Ich habe jetzt mir auch nochmal die Doku zuu 1.6 durchgeschaut und tatsächlich scheint, wie wildcard schon erwähnt hat, diese Option von Release zu Releas nicht frei von tiefgreifenden Änderungen zu sein.


			
				Sun hat gesagt.:
			
		

> Options that are specified with -XX are not stable and are not recommended for casual use. These options are subject to change without notice.


.

Mmmh.... ich sags mal so, zur Zeit läuft der Server, solang man nicht das Projekt neu deployed. Jedoch, so gewinne ich auf jeden fall den Eindruck wenn ich mir die JVM des Geronimo mit jconsole anschaue, dass der PermSpace kontinuierlich steigt und deswegen die Gefahr besteht, daß mir alles einfach nach einer oder zwei Wochen abschmiert. Natürlich liegt der eigentliche Fehler, dass der PermGen wächst, an dem Framework das ich verwende (RAP), jedoch fehlt mir erstens das KnowHow um so weitgreifende Änderungen daran vorzunehmen und zweitens ist das ja auch der Job der eigentlichen Entwickler, alle Ressourcen wieder sauber freizugeben, oder zumindest so zu hinterlassen, dass der GC dies tun kann.


----------



## FArt (3. Dez 2008)

maki hat gesagt.:
			
		

> Ja, 256MiB lief auch bei mir (Tomcat Server mit einer Uralt Anwendung, Java 1.5), man müsste zB. schon sehr viele Klassen laden um 512MiB voll zu bekommen.



Die PermSize geht z.B. in Enterprise-Umgebungen gerne aus, wenn die Umgebung ein Feature wie "HotReDeployment" unterstützt. Hier kann es passieren, das über bestimmte Konstruke Klassen immer referenziert bleiben und somit nie vom GC weggeräumt werden. Dann wächst mit jedem Redeployment die Klassenanzahl (nur durch vermeintliche "Duplikate" ungebremst an...

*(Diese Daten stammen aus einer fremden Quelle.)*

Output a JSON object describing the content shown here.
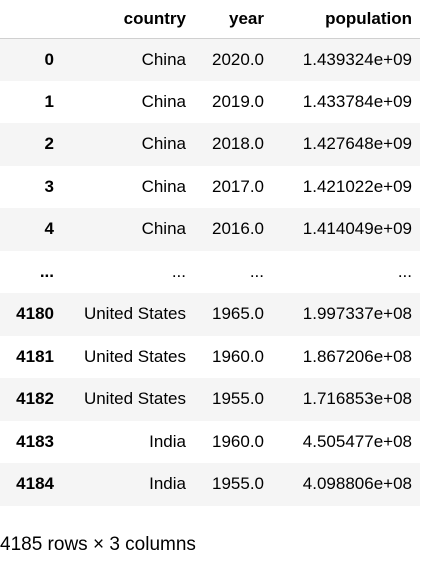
{
  "dataframe": {
    "columns": [
      "",
      "country",
      "year",
      "population"
    ],
    "rows": [
      {
        "index": "0",
        "country": "China",
        "year": "2020.0",
        "population": "1.439324e+09"
      },
      {
        "index": "1",
        "country": "China",
        "year": "2019.0",
        "population": "1.433784e+09"
      },
      {
        "index": "2",
        "country": "China",
        "year": "2018.0",
        "population": "1.427648e+09"
      },
      {
        "index": "3",
        "country": "China",
        "year": "2017.0",
        "population": "1.421022e+09"
      },
      {
        "index": "4",
        "country": "China",
        "year": "2016.0",
        "population": "1.414049e+09"
      },
      {
        "index": "...",
        "country": "...",
        "year": "...",
        "population": "..."
      },
      {
        "index": "4180",
        "country": "United States",
        "year": "1965.0",
        "population": "1.997337e+08"
      },
      {
        "index": "4181",
        "country": "United States",
        "year": "1960.0",
        "population": "1.867206e+08"
      },
      {
        "index": "4182",
        "country": "United States",
        "year": "1955.0",
        "population": "1.716853e+08"
      },
      {
        "index": "4183",
        "country": "India",
        "year": "1960.0",
        "population": "4.505477e+08"
      },
      {
        "index": "4184",
        "country": "India",
        "year": "1955.0",
        "population": "4.098806e+08"
      }
    ],
    "shape_text": "4185 rows × 3 columns"
  },
  "colors": {
    "stripe": "#f5f5f5",
    "header_border": "#d0d0d0",
    "text": "#000000"
  }
}
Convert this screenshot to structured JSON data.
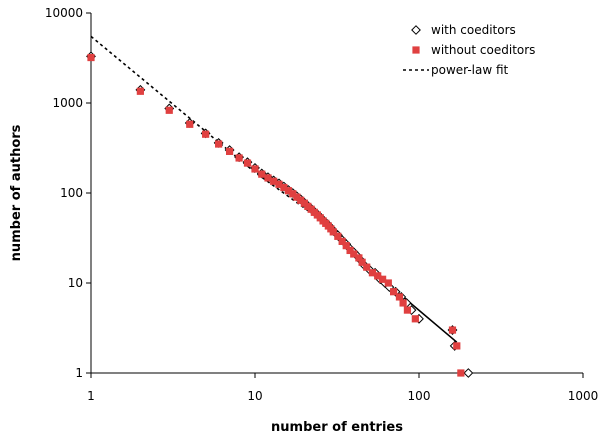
{
  "chart_data": {
    "type": "scatter",
    "xlabel": "number of entries",
    "ylabel": "number of authors",
    "xscale": "log",
    "yscale": "log",
    "xlim": [
      1,
      1000
    ],
    "ylim": [
      1,
      10000
    ],
    "xticks": [
      "1",
      "10",
      "100",
      "1000"
    ],
    "yticks": [
      "1",
      "10",
      "100",
      "1000",
      "10000"
    ],
    "grid": false,
    "legend_position": "top-right",
    "series": [
      {
        "name": "with coeditors",
        "marker": "diamond-open",
        "color": "#000000",
        "points": [
          [
            1,
            3300
          ],
          [
            2,
            1400
          ],
          [
            3,
            870
          ],
          [
            4,
            600
          ],
          [
            5,
            460
          ],
          [
            6,
            360
          ],
          [
            7,
            300
          ],
          [
            8,
            250
          ],
          [
            9,
            220
          ],
          [
            10,
            190
          ],
          [
            11,
            165
          ],
          [
            12,
            150
          ],
          [
            13,
            138
          ],
          [
            14,
            128
          ],
          [
            15,
            118
          ],
          [
            16,
            108
          ],
          [
            17,
            100
          ],
          [
            18,
            92
          ],
          [
            19,
            85
          ],
          [
            20,
            78
          ],
          [
            21,
            72
          ],
          [
            22,
            67
          ],
          [
            23,
            62
          ],
          [
            24,
            58
          ],
          [
            25,
            54
          ],
          [
            26,
            50
          ],
          [
            27,
            47
          ],
          [
            28,
            44
          ],
          [
            29,
            41
          ],
          [
            30,
            38
          ],
          [
            32,
            34
          ],
          [
            34,
            30
          ],
          [
            36,
            27
          ],
          [
            38,
            24
          ],
          [
            40,
            22
          ],
          [
            42,
            20
          ],
          [
            44,
            18
          ],
          [
            46,
            16
          ],
          [
            50,
            14
          ],
          [
            54,
            13
          ],
          [
            58,
            11
          ],
          [
            62,
            10
          ],
          [
            66,
            9
          ],
          [
            72,
            8
          ],
          [
            78,
            7
          ],
          [
            84,
            6
          ],
          [
            90,
            5
          ],
          [
            100,
            4
          ],
          [
            160,
            3
          ],
          [
            165,
            2
          ],
          [
            200,
            1
          ]
        ]
      },
      {
        "name": "without coeditors",
        "marker": "square-filled",
        "color": "#e04040",
        "points": [
          [
            1,
            3200
          ],
          [
            2,
            1350
          ],
          [
            3,
            830
          ],
          [
            4,
            580
          ],
          [
            5,
            450
          ],
          [
            6,
            350
          ],
          [
            7,
            290
          ],
          [
            8,
            245
          ],
          [
            9,
            215
          ],
          [
            10,
            185
          ],
          [
            11,
            162
          ],
          [
            12,
            147
          ],
          [
            13,
            135
          ],
          [
            14,
            125
          ],
          [
            15,
            115
          ],
          [
            16,
            106
          ],
          [
            17,
            98
          ],
          [
            18,
            90
          ],
          [
            19,
            83
          ],
          [
            20,
            77
          ],
          [
            21,
            71
          ],
          [
            22,
            66
          ],
          [
            23,
            61
          ],
          [
            24,
            57
          ],
          [
            25,
            53
          ],
          [
            26,
            49
          ],
          [
            27,
            46
          ],
          [
            28,
            43
          ],
          [
            29,
            40
          ],
          [
            30,
            37
          ],
          [
            32,
            33
          ],
          [
            34,
            29
          ],
          [
            36,
            26
          ],
          [
            38,
            23
          ],
          [
            40,
            21
          ],
          [
            43,
            19
          ],
          [
            45,
            17
          ],
          [
            48,
            15
          ],
          [
            52,
            13
          ],
          [
            56,
            12
          ],
          [
            60,
            11
          ],
          [
            65,
            10
          ],
          [
            70,
            8
          ],
          [
            76,
            7
          ],
          [
            80,
            6
          ],
          [
            85,
            5
          ],
          [
            95,
            4
          ],
          [
            160,
            3
          ],
          [
            170,
            2
          ],
          [
            180,
            1
          ]
        ]
      }
    ],
    "fit": {
      "name": "power-law fit",
      "style": "dotted",
      "color": "#000000",
      "points": [
        [
          1,
          5500
        ],
        [
          10,
          170
        ],
        [
          30,
          40
        ],
        [
          50,
          14
        ]
      ]
    },
    "tail_line": {
      "style": "solid",
      "color": "#000000",
      "points": [
        [
          50,
          14
        ],
        [
          80,
          7
        ],
        [
          170,
          2.2
        ]
      ]
    }
  }
}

Aber ob es einfach zu viele Klassen sind oder ein Fehler wie gerade beschrieben vorliegt: ein halbes Gig ist sehr wahrscheinlich übertrieben. In dem einen Fall wird die Grenze nie erreicht, in dem anderen Fall ist die Erhöhung des Speichers keine Lösung ;-)


----------



## maki (3. Dez 2008)

Stimmt FArt, das ist natürlich ein Szenario in dem sich der PermGen schnell füllt.

 :toll: 

@oltoko

Lass doch mal die MaxPermSize weg, vielleciht hilfts, ansonsten würde ich nochmal die JAVA_OPTS (oder war es die JAVAOPTS?) Umgebungsvariable probieren und normal starten.


----------



## oltoko (3. Dez 2008)

maki hat gesagt.:
			
		

> Lass doch mal die MaxPermSize weg, vielleciht hilfts, ansonsten würde ich nochmal die JAVA_OPTS (oder war es die JAVAOPTS?) Umgebungsvariable probieren und normal starten.

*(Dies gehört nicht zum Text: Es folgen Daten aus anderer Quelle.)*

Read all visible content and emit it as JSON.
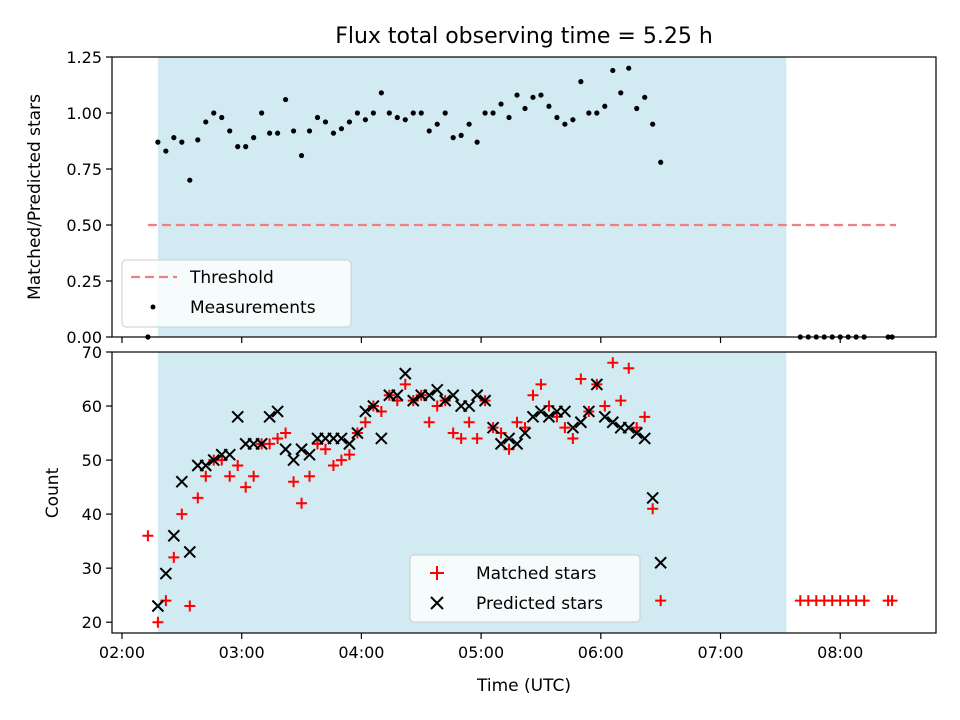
{
  "chart_data": {
    "title": "Flux total observing time = 5.25 h",
    "xlabel": "Time (UTC)",
    "x_ticks": [
      "02:00",
      "03:00",
      "04:00",
      "05:00",
      "06:00",
      "07:00",
      "08:00"
    ],
    "x_tick_minutes": [
      120,
      180,
      240,
      300,
      360,
      420,
      480
    ],
    "xlim_minutes": [
      115,
      528
    ],
    "x_units": "minutes after 00:00 UTC",
    "shaded_interval_minutes": [
      138,
      453
    ],
    "shade_color": "#add8e6",
    "panels": [
      {
        "type": "scatter",
        "ylabel": "Matched/Predicted stars",
        "ylim": [
          0,
          1.25
        ],
        "y_ticks": [
          "0.00",
          "0.25",
          "0.50",
          "0.75",
          "1.00",
          "1.25"
        ],
        "legend_location": "lower-left",
        "threshold": {
          "name": "Threshold",
          "value": 0.5,
          "x_start": 133,
          "x_end": 508,
          "color": "#f08080",
          "style": "dashed"
        },
        "series": [
          {
            "name": "Measurements",
            "marker": "dot",
            "color": "#000000",
            "points": [
              [
                133,
                0.0
              ],
              [
                138,
                0.87
              ],
              [
                142,
                0.83
              ],
              [
                146,
                0.89
              ],
              [
                150,
                0.87
              ],
              [
                154,
                0.7
              ],
              [
                158,
                0.88
              ],
              [
                162,
                0.96
              ],
              [
                166,
                1.0
              ],
              [
                170,
                0.98
              ],
              [
                174,
                0.92
              ],
              [
                178,
                0.85
              ],
              [
                182,
                0.85
              ],
              [
                186,
                0.89
              ],
              [
                190,
                1.0
              ],
              [
                194,
                0.91
              ],
              [
                198,
                0.91
              ],
              [
                202,
                1.06
              ],
              [
                206,
                0.92
              ],
              [
                210,
                0.81
              ],
              [
                214,
                0.92
              ],
              [
                218,
                0.98
              ],
              [
                222,
                0.96
              ],
              [
                226,
                0.91
              ],
              [
                230,
                0.93
              ],
              [
                234,
                0.96
              ],
              [
                238,
                1.0
              ],
              [
                242,
                0.97
              ],
              [
                246,
                1.0
              ],
              [
                250,
                1.09
              ],
              [
                254,
                1.0
              ],
              [
                258,
                0.98
              ],
              [
                262,
                0.97
              ],
              [
                266,
                1.0
              ],
              [
                270,
                1.0
              ],
              [
                274,
                0.92
              ],
              [
                278,
                0.95
              ],
              [
                282,
                1.0
              ],
              [
                286,
                0.89
              ],
              [
                290,
                0.9
              ],
              [
                294,
                0.95
              ],
              [
                298,
                0.87
              ],
              [
                302,
                1.0
              ],
              [
                306,
                1.0
              ],
              [
                310,
                1.04
              ],
              [
                314,
                0.98
              ],
              [
                318,
                1.08
              ],
              [
                322,
                1.02
              ],
              [
                326,
                1.07
              ],
              [
                330,
                1.08
              ],
              [
                334,
                1.03
              ],
              [
                338,
                0.98
              ],
              [
                342,
                0.95
              ],
              [
                346,
                0.97
              ],
              [
                350,
                1.14
              ],
              [
                354,
                1.0
              ],
              [
                358,
                1.0
              ],
              [
                362,
                1.03
              ],
              [
                366,
                1.19
              ],
              [
                370,
                1.09
              ],
              [
                374,
                1.2
              ],
              [
                378,
                1.02
              ],
              [
                382,
                1.07
              ],
              [
                386,
                0.95
              ],
              [
                390,
                0.78
              ],
              [
                460,
                0.0
              ],
              [
                464,
                0.0
              ],
              [
                468,
                0.0
              ],
              [
                472,
                0.0
              ],
              [
                476,
                0.0
              ],
              [
                480,
                0.0
              ],
              [
                484,
                0.0
              ],
              [
                488,
                0.0
              ],
              [
                492,
                0.0
              ],
              [
                504,
                0.0
              ],
              [
                506,
                0.0
              ]
            ]
          }
        ]
      },
      {
        "type": "scatter",
        "ylabel": "Count",
        "ylim": [
          18,
          70
        ],
        "y_ticks": [
          "20",
          "30",
          "40",
          "50",
          "60",
          "70"
        ],
        "legend_location": "lower-center",
        "series": [
          {
            "name": "Matched stars",
            "marker": "plus",
            "color": "#ff0000",
            "points": [
              [
                133,
                36
              ],
              [
                138,
                20
              ],
              [
                142,
                24
              ],
              [
                146,
                32
              ],
              [
                150,
                40
              ],
              [
                154,
                23
              ],
              [
                158,
                43
              ],
              [
                162,
                47
              ],
              [
                166,
                50
              ],
              [
                170,
                50
              ],
              [
                174,
                47
              ],
              [
                178,
                49
              ],
              [
                182,
                45
              ],
              [
                186,
                47
              ],
              [
                190,
                53
              ],
              [
                194,
                53
              ],
              [
                198,
                54
              ],
              [
                202,
                55
              ],
              [
                206,
                46
              ],
              [
                210,
                42
              ],
              [
                214,
                47
              ],
              [
                218,
                53
              ],
              [
                222,
                52
              ],
              [
                226,
                49
              ],
              [
                230,
                50
              ],
              [
                234,
                51
              ],
              [
                238,
                55
              ],
              [
                242,
                57
              ],
              [
                246,
                60
              ],
              [
                250,
                59
              ],
              [
                254,
                62
              ],
              [
                258,
                61
              ],
              [
                262,
                64
              ],
              [
                266,
                61
              ],
              [
                270,
                62
              ],
              [
                274,
                57
              ],
              [
                278,
                60
              ],
              [
                282,
                61
              ],
              [
                286,
                55
              ],
              [
                290,
                54
              ],
              [
                294,
                57
              ],
              [
                298,
                54
              ],
              [
                302,
                61
              ],
              [
                306,
                56
              ],
              [
                310,
                55
              ],
              [
                314,
                52
              ],
              [
                318,
                57
              ],
              [
                322,
                56
              ],
              [
                326,
                62
              ],
              [
                330,
                64
              ],
              [
                334,
                60
              ],
              [
                338,
                58
              ],
              [
                342,
                56
              ],
              [
                346,
                54
              ],
              [
                350,
                65
              ],
              [
                354,
                59
              ],
              [
                358,
                64
              ],
              [
                362,
                60
              ],
              [
                366,
                68
              ],
              [
                370,
                61
              ],
              [
                374,
                67
              ],
              [
                378,
                56
              ],
              [
                382,
                58
              ],
              [
                386,
                41
              ],
              [
                390,
                24
              ],
              [
                460,
                24
              ],
              [
                464,
                24
              ],
              [
                468,
                24
              ],
              [
                472,
                24
              ],
              [
                476,
                24
              ],
              [
                480,
                24
              ],
              [
                484,
                24
              ],
              [
                488,
                24
              ],
              [
                492,
                24
              ],
              [
                504,
                24
              ],
              [
                506,
                24
              ]
            ]
          },
          {
            "name": "Predicted stars",
            "marker": "x",
            "color": "#000000",
            "points": [
              [
                138,
                23
              ],
              [
                142,
                29
              ],
              [
                146,
                36
              ],
              [
                150,
                46
              ],
              [
                154,
                33
              ],
              [
                158,
                49
              ],
              [
                162,
                49
              ],
              [
                166,
                50
              ],
              [
                170,
                51
              ],
              [
                174,
                51
              ],
              [
                178,
                58
              ],
              [
                182,
                53
              ],
              [
                186,
                53
              ],
              [
                190,
                53
              ],
              [
                194,
                58
              ],
              [
                198,
                59
              ],
              [
                202,
                52
              ],
              [
                206,
                50
              ],
              [
                210,
                52
              ],
              [
                214,
                51
              ],
              [
                218,
                54
              ],
              [
                222,
                54
              ],
              [
                226,
                54
              ],
              [
                230,
                54
              ],
              [
                234,
                53
              ],
              [
                238,
                55
              ],
              [
                242,
                59
              ],
              [
                246,
                60
              ],
              [
                250,
                54
              ],
              [
                254,
                62
              ],
              [
                258,
                62
              ],
              [
                262,
                66
              ],
              [
                266,
                61
              ],
              [
                270,
                62
              ],
              [
                274,
                62
              ],
              [
                278,
                63
              ],
              [
                282,
                61
              ],
              [
                286,
                62
              ],
              [
                290,
                60
              ],
              [
                294,
                60
              ],
              [
                298,
                62
              ],
              [
                302,
                61
              ],
              [
                306,
                56
              ],
              [
                310,
                53
              ],
              [
                314,
                54
              ],
              [
                318,
                53
              ],
              [
                322,
                55
              ],
              [
                326,
                58
              ],
              [
                330,
                59
              ],
              [
                334,
                58
              ],
              [
                338,
                59
              ],
              [
                342,
                59
              ],
              [
                346,
                56
              ],
              [
                350,
                57
              ],
              [
                354,
                59
              ],
              [
                358,
                64
              ],
              [
                362,
                58
              ],
              [
                366,
                57
              ],
              [
                370,
                56
              ],
              [
                374,
                56
              ],
              [
                378,
                55
              ],
              [
                382,
                54
              ],
              [
                386,
                43
              ],
              [
                390,
                31
              ]
            ]
          }
        ]
      }
    ]
  }
}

Genau, die JAVA_OPTS ist das. Die hab ich schon seit längerem gesetzt, nur habe ich mich gewundert warum mir die jconsole nie den Wert angezeigt hat, den ich dort vergeben habe. Deswegen hab ich mir aus der batch Datei, mit der ich normal den Geronimo starte, mal den aufruf von oben rauskopiert um diesen einfach mal über die Konsole zu versuchen. Nur dann, wird mir der erwähnte Fehler angezeigt.
Ich werds jetzt mal einfach dabei belassen und das von FArt angesprochene _"HotReDeployment"_ vermeiden und hoffen dass alles stabil läuft  .

Achja, nur noch nebenbei. Unter Linux wird die JVM Fehlermeldung richtig ausgegeben: _Unrecognized VM option 'PermSize=128m'_[/code]


----------



## Wildcard (3. Dez 2008)

vielleicht stimmt etwas mit deinem Script nicht. Start mal von Hand.


----------



## maki (3. Dez 2008)

Hab mir auch schon öfters Probleme eingehandelt wenn ich die Startskripte geändert habe, war immer ein gefummel.


----------



## oltoko (3. Dez 2008)

Ich starte ja schon die ganze Zeit von Hand. Und in das Script habe ich auch nur reingeschaut um zu schauen, wie das dort aufgerufen wird.


----------